The Blind-Drunk Mutant Mouse: A Model for Schizophrenia?
Wellcome Trust Sanger Institute
Francis Crick Auditorium, Wellcome Trust Conference Centre, Wellcome Trust Genome Campus, Hinxton, Cambridge CB10 1RQ, UK
19 November 2009 12midday
A discussion introduced by Professor Kay Davies, Head of Physiology, Anatomy and Genetics at the University of Oxford and Honorary Director of the Functional Genomics Unit at the Medical Research Council.

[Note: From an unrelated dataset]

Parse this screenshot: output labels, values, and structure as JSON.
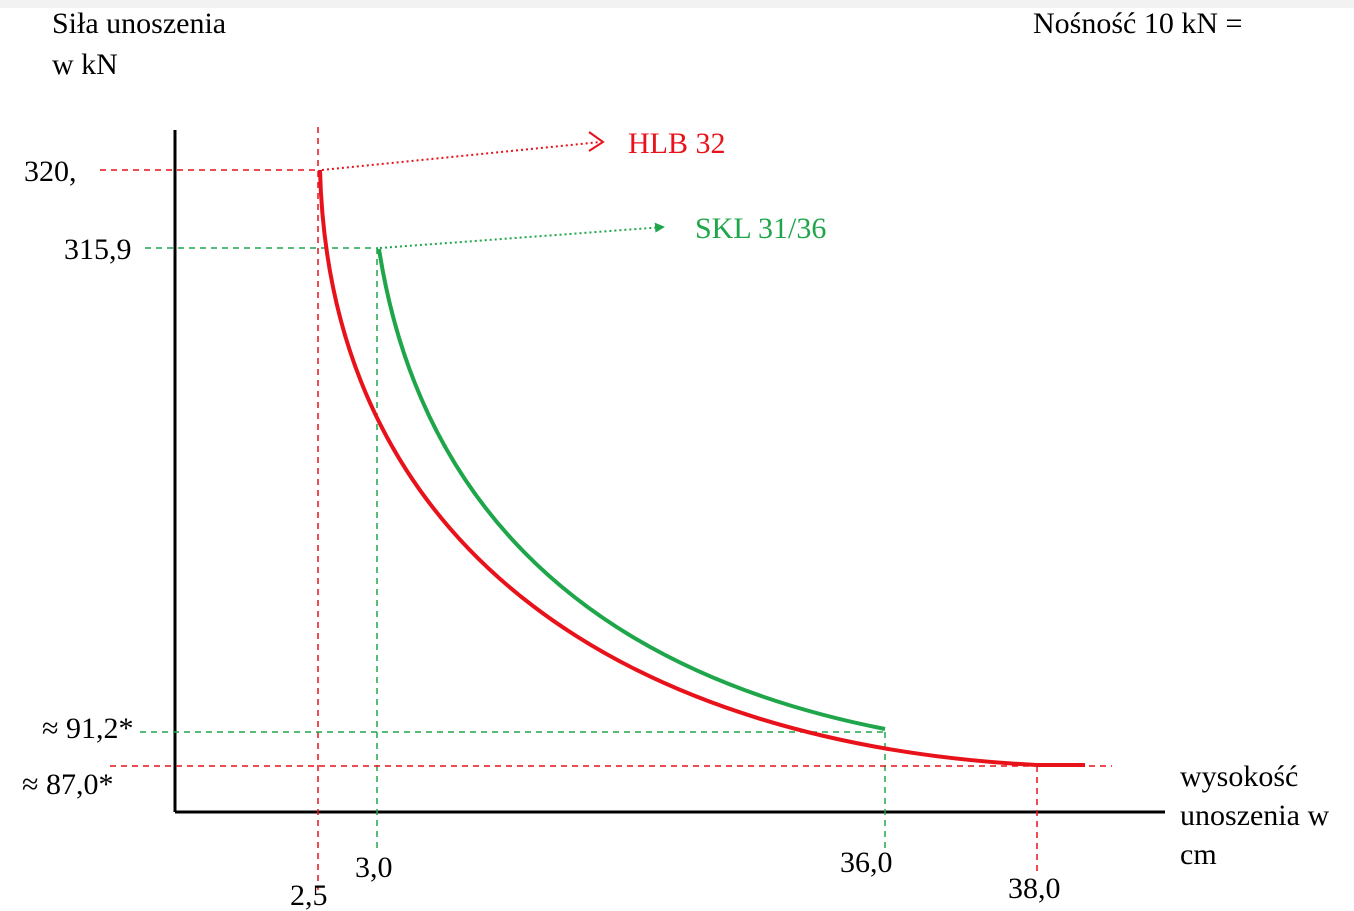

The SNARE protein complex is essential for synaptic vesicle exocytosis, but its study has been limited by the lethality of mouse knockouts. The viable blind-drunk mutant mouse, containing a point mutation in core SNARE protein Snap-25, has been identified and characterised. The blind-drunk mutation causes increased binding affinities in the SNARE complex, resulting in an impairment of normal exocytotic vesicle recycling. Such mice also display ataxia and impaired sensoimotor gating, a phenotype associated with psychiatric disorders in humans, and circadian abnormalities similar to schizophrenia patients. These studies therefore provide new insights, not possible using a gene knockout model, into the role of the SNARE complex in psychiatric disease.